Damon Linker has up a response (check the second update) to my latest post at the Scene, in which he grants the importance of “hard-nosed analysis of whether the Bush administration was justified in torturing terrorist suspects in the specific, concrete circumstances it faced after 9/11”, but then objects:
… I think thought experiments like the one I lay out above also have their place, not because we should be open to torture (and other nastiness) in the abstract, but rather because such experiments might help us to understand and empathize with the moral complexity of statesmanship in times of genuine crisis (as opposed to during bouts of media-driven hysteria). And this understanding and empathy just might lead some to temper a bit of their indignation-fueled self-righteousness when they set out to judge the decisions of those who acted (and yes, perhaps erred in acting) to defend the common good.
I think we can read what Linker is saying here in two ways, neither of which seems to me to constitute an especially forceful objection. On the one hand, he might be saying that the mere fact that there are some situations in which a given behavior is permissible or obligatory shows that in any situation, whether such a behavior is permissible or obligatory is a complex question. But of course that’s false: having sex, for example, is sometimes okay, sometimes not, and sometimes in a morally gray area. But that there are situations in which it’s actually or questionably okay doesn’t show anything at all about the range of situations in which it demonstrably isn’t.
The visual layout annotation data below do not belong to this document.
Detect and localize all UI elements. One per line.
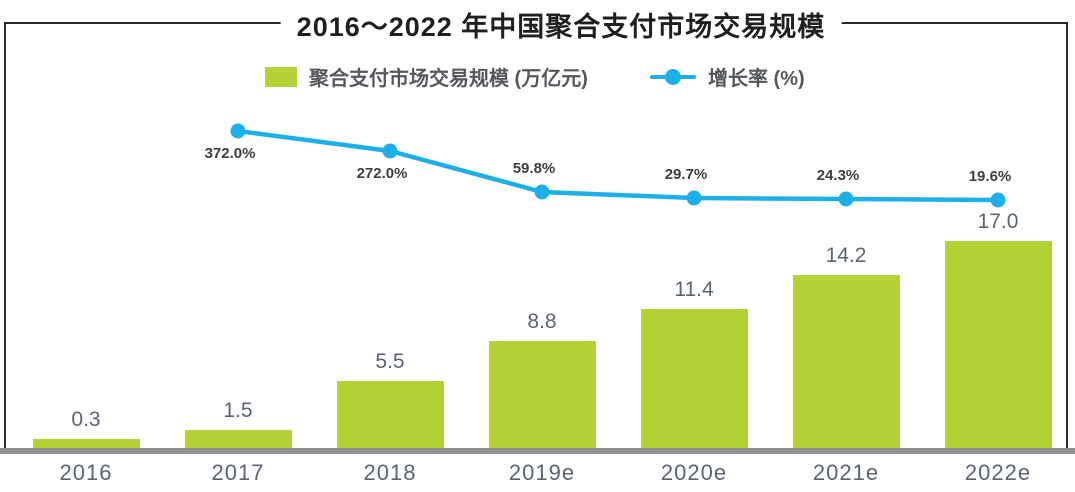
bar-value-label: 0.3 (71, 408, 101, 431)
chart-title: 2016～2022 年中国聚合支付市场交易规模 (280, 5, 842, 44)
x-axis-label: 2020e (660, 460, 728, 485)
legend-item-bar-series: 聚合支付市场交易规模 (万亿元) (265, 62, 588, 91)
bar-value-label: 14.2 (825, 244, 867, 267)
bar (184, 430, 292, 448)
x-axis-label: 2019e (508, 460, 576, 485)
bar (944, 241, 1052, 448)
bar (488, 341, 596, 448)
growth-rate-label: 272.0% (356, 165, 408, 182)
bar (336, 381, 444, 448)
legend-item-line-series: 增长率 (%) (650, 62, 805, 91)
growth-rate-label: 24.3% (816, 167, 860, 184)
x-axis-label: 2018 (363, 460, 417, 485)
growth-rate-label: 29.7% (664, 166, 708, 183)
bar-value-label: 1.5 (223, 399, 253, 422)
x-axis-label: 2022e (964, 460, 1032, 485)
growth-rate-label: 59.8% (512, 160, 556, 177)
x-axis-label: 2021e (812, 460, 880, 485)
line-series-dot-icon (665, 68, 681, 85)
bar (640, 309, 748, 448)
bar (32, 439, 140, 448)
growth-rate-label: 19.6% (968, 168, 1012, 185)
bar-series-swatch-icon (265, 66, 297, 87)
legend-bar-label: 聚合支付市场交易规模 (万亿元) (309, 68, 588, 90)
bar-value-label: 11.4 (674, 278, 714, 301)
growth-rate-label: 372.0% (204, 145, 256, 162)
x-axis-label: 2016 (59, 460, 113, 485)
legend-line-label: 增长率 (%) (708, 68, 805, 90)
bar (792, 275, 900, 448)
bar-value-label: 17.0 (977, 210, 1019, 233)
x-axis-line (0, 448, 1075, 454)
bar-value-label: 5.5 (375, 350, 405, 373)
line-series-marker-icon (650, 68, 696, 85)
bar-value-label: 8.8 (527, 310, 557, 333)
x-axis-label: 2017 (211, 460, 265, 485)
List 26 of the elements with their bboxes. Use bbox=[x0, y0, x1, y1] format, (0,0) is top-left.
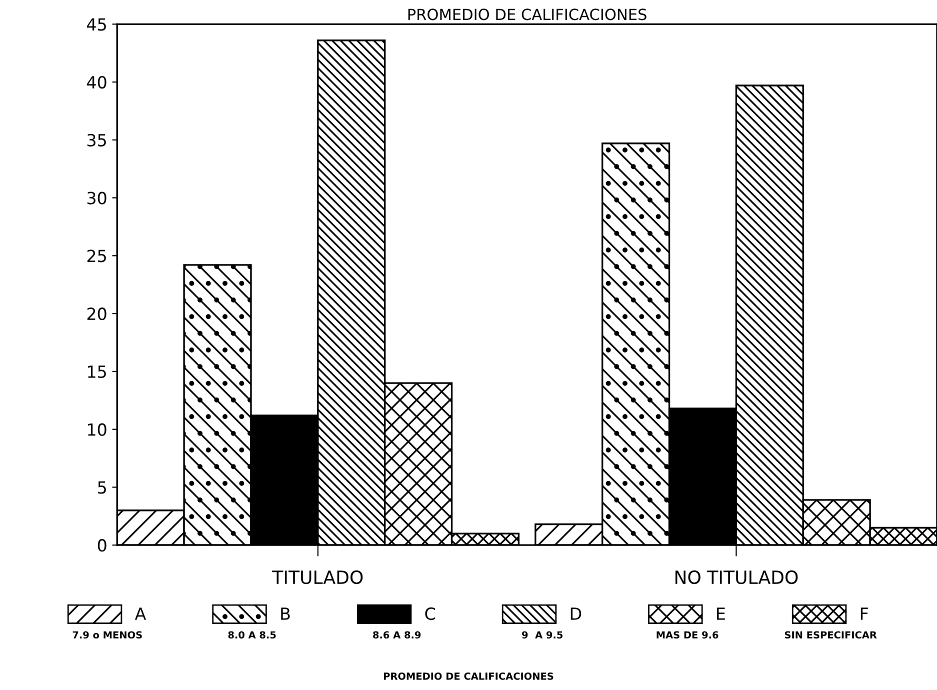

The other way to read Linker is as saying that awareness of the possibility of an agent’s misdiagnosing an actual situation – i.e., of mistaking, say, a situation in which torture is unjustified for one in which it is or might be – should be enough to bring us to sympathize with people who did something that we regard as unjust. But this is only plausible if the misdiagnosis in question was itself an understandable one, and so once again it seems that it’s the particulars of the actual case that really need to do the work: we need to look at the specifics and see, for example, whether the relevant actors in the CIA or the Bush administration could really have reasonably believed, say, that they faced anything like a ticking time-bomb scenario. It’s true enough that the question of why someone acted unjustly is relevant to determining the exact way in which he’s culpable – but there can be culpable ignorance, too, and even “honest” stupidity isn’t usually regarded as an exculpation.